I’m late, I’m late for a very important date

Young was, in his own words, “politically naive” at the start of the process of setting up the West London Free School. “There is a group of parents who have successfully set up a voluntary aided, maintained school in Barnet in north London. They embarked on the process in 2000. The school is opening in September. It has taken them 10 years. I went along with my steering group to talk to them about their experiences.”

And their thoughts on his plans to have his free school up and running by September 2011? “That it’s wildly optimistic,” he admits. “They said if we could do it in five years, that would be incredibly impressive.” But he still thinks there is “a 60% chance” his school can open by 2011. That’s a bullish comment when Young and his 20-strong steering group of teachers and architects are still without a site or a building.

“The site is by far the hardest piece of the puzzle,” says Young. “We found a fantastic one. An unused secondary school in Little Ealing. We discovered that it was owned by the Saudi embassy. We made a formal offer to to lease for between 25 and 50 years. That was in April and our request was sent on to Riyadh for consideration. Since then, nothing.

“It’s another example of trying to do something too differently to how it’s ever been done before. You have to go with the grain, not against it, if you want people to go along with you.”

There have been various plans B and C, of course, though most of these alternative building options have fallen by the wayside, thanks to the sheer amount of red tape in dealing with councils. Young says there are three main problems when it comes to leasing an existing building: planning, regulation and financing. He acknowledges the government is making moves to address the first, but the second two problems are, in many cases, insurmountable: “The government has yet to get its head around the issues associated with financing and I don’t think it will until after the public spending review,” he says. “A lot of my energy in the past year has been spent trying to figure out how to finance a 25-year lease of an existing building and how to finance the refurbishment of that building so it’s suitable for use as a school.

“The conclusion I have come to is that if you can persuade a local authority to give you a building, that’s a fuck of a lot easier. And that in itself is not easy.”

He thinks, though, that as long as he gets some premises, the building itself is not worth worrying much about. Certainly not to the degree that architects and contractors would think. “Architects have perpetuated the myth that academic attainment is crucially dependent on the building that the school is in, and there is just no empirical evidence,” he says. “Academic attainment is almost wholly independent of the type of building a school is in. I have so many examples of successful schools in unusual buildings - I went to one in the US which is the most successful secondary school in the east Los Angeles district. It’s an old department store.

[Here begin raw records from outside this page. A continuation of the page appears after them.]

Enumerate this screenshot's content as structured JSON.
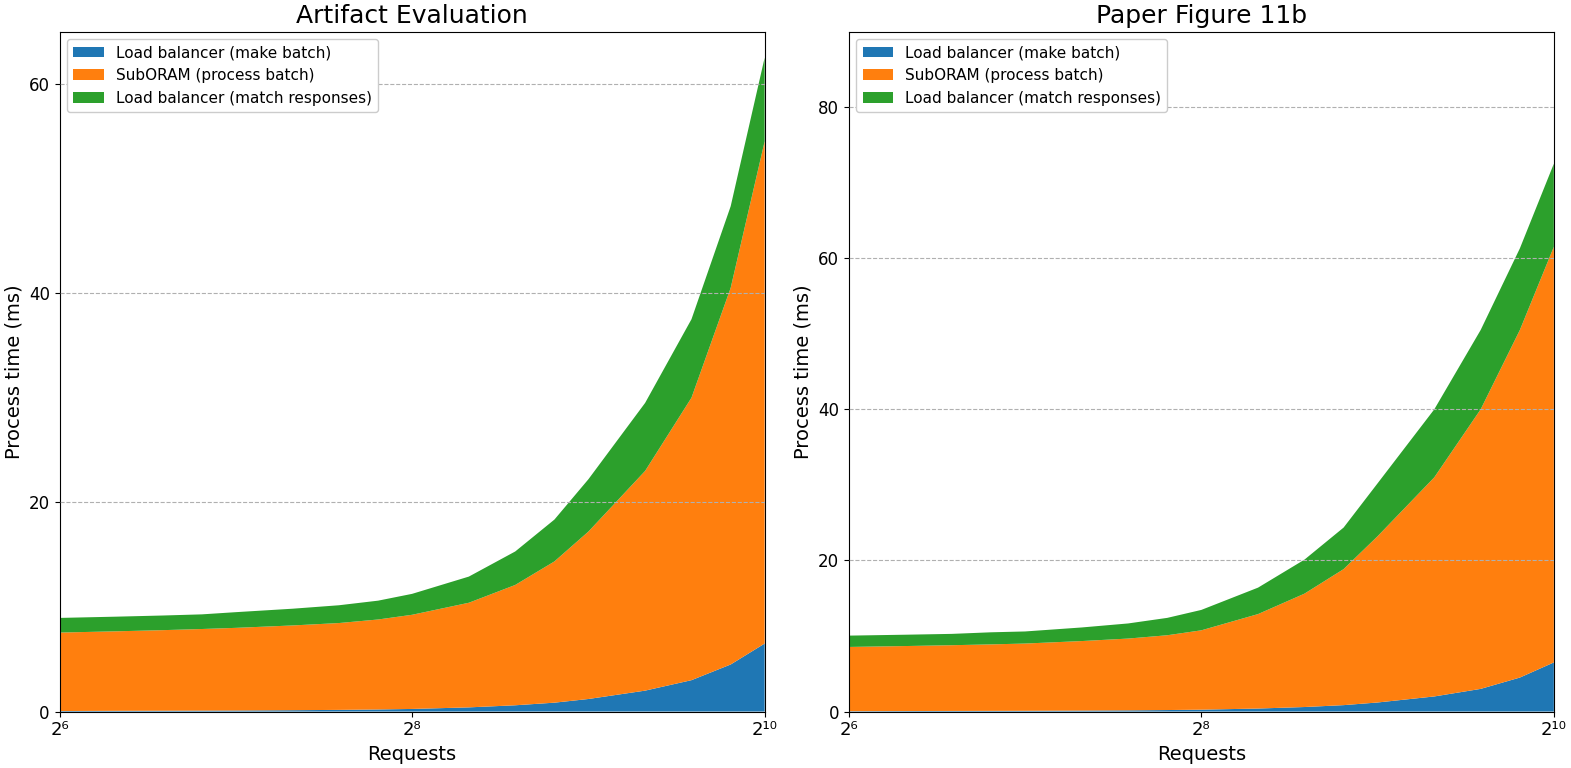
{
  "chart_data": [
    {
      "type": "area",
      "stacked": true,
      "title": "Artifact Evaluation",
      "xlabel": "Requests",
      "ylabel": "Process time (ms)",
      "x": [
        64,
        80,
        96,
        112,
        128,
        160,
        192,
        224,
        256,
        320,
        384,
        448,
        512,
        640,
        768,
        896,
        1024
      ],
      "series": [
        {
          "name": "Load balancer (make batch)",
          "values": [
            0.05,
            0.07,
            0.08,
            0.09,
            0.1,
            0.13,
            0.16,
            0.2,
            0.25,
            0.4,
            0.6,
            0.85,
            1.2,
            2.0,
            3.0,
            4.5,
            6.5
          ]
        },
        {
          "name": "SubORAM (process batch)",
          "values": [
            7.5,
            7.6,
            7.7,
            7.8,
            7.9,
            8.1,
            8.3,
            8.6,
            9.0,
            10.0,
            11.5,
            13.5,
            16.0,
            21.0,
            27.0,
            36.0,
            48.0
          ]
        },
        {
          "name": "Load balancer (match responses)",
          "values": [
            1.4,
            1.4,
            1.4,
            1.4,
            1.5,
            1.6,
            1.7,
            1.8,
            2.0,
            2.5,
            3.2,
            4.0,
            5.0,
            6.5,
            7.5,
            7.8,
            8.0
          ]
        }
      ],
      "log": "x",
      "xlim": [
        64,
        1024
      ],
      "xticks": [
        {
          "value": 64,
          "label": "2⁶"
        },
        {
          "value": 256,
          "label": "2⁸"
        },
        {
          "value": 1024,
          "label": "2¹⁰"
        }
      ],
      "ylim": [
        0,
        65
      ],
      "yticks": [
        0,
        20,
        40,
        60
      ],
      "grid": true,
      "legend": "upper left"
    },
    {
      "type": "area",
      "stacked": true,
      "title": "Paper Figure 11b",
      "xlabel": "Requests",
      "ylabel": "Process time (ms)",
      "x": [
        64,
        80,
        96,
        112,
        128,
        160,
        192,
        224,
        256,
        320,
        384,
        448,
        512,
        640,
        768,
        896,
        1024
      ],
      "series": [
        {
          "name": "Load balancer (make batch)",
          "values": [
            0.05,
            0.07,
            0.08,
            0.09,
            0.1,
            0.13,
            0.16,
            0.2,
            0.25,
            0.4,
            0.6,
            0.85,
            1.2,
            2.0,
            3.0,
            4.5,
            6.5
          ]
        },
        {
          "name": "SubORAM (process batch)",
          "values": [
            8.5,
            8.6,
            8.7,
            8.8,
            8.9,
            9.2,
            9.5,
            9.9,
            10.5,
            12.5,
            15.0,
            18.0,
            22.0,
            29.0,
            37.0,
            46.0,
            55.0
          ]
        },
        {
          "name": "Load balancer (match responses)",
          "values": [
            1.5,
            1.5,
            1.5,
            1.6,
            1.6,
            1.8,
            2.0,
            2.3,
            2.7,
            3.5,
            4.5,
            5.5,
            7.0,
            9.0,
            10.5,
            10.8,
            11.0
          ]
        }
      ],
      "log": "x",
      "xlim": [
        64,
        1024
      ],
      "xticks": [
        {
          "value": 64,
          "label": "2⁶"
        },
        {
          "value": 256,
          "label": "2⁸"
        },
        {
          "value": 1024,
          "label": "2¹⁰"
        }
      ],
      "ylim": [
        0,
        90
      ],
      "yticks": [
        0,
        20,
        40,
        60,
        80
      ],
      "grid": true,
      "legend": "upper left"
    }
  ]
}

“And the experience in Sweden has been that there is almost no relationship between the quality of the school and the quality of the building. There has been a lot of guff talked by the teaching unions about the appalling prospect of opening schools above off-licences and suchlike.

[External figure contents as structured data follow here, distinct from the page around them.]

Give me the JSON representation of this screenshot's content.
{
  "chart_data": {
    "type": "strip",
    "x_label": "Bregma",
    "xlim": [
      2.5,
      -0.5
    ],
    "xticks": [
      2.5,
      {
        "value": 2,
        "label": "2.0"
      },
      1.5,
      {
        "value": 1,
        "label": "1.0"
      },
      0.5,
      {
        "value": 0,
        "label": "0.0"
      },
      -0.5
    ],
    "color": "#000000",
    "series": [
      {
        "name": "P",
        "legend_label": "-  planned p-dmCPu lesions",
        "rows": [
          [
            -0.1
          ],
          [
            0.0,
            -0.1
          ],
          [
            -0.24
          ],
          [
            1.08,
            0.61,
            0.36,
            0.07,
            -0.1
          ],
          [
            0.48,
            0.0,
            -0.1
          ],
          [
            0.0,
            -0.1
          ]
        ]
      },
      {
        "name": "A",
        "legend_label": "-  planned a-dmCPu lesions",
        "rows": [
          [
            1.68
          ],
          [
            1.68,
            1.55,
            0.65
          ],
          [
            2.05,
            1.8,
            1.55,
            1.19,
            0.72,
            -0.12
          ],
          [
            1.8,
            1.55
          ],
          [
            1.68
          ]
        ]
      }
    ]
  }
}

But a school above an off-licence can be 10 times better than a school that is in a state-of-the-art Frank Gehry-designed building. And that’s the truth.”

Toby Young’s school report

What grades did you get? I was a grade shite student. I failed all my O levels apart from English Lit and Drama. I retook and got three Cs. From the age of 11-16 I was a poor student.

What were you doing instead? Bunking off and smoking pot. I certainly wasn’t doing my homework.

What was your favourite subject? Politics.

What was your least favourite subject? Probably politics.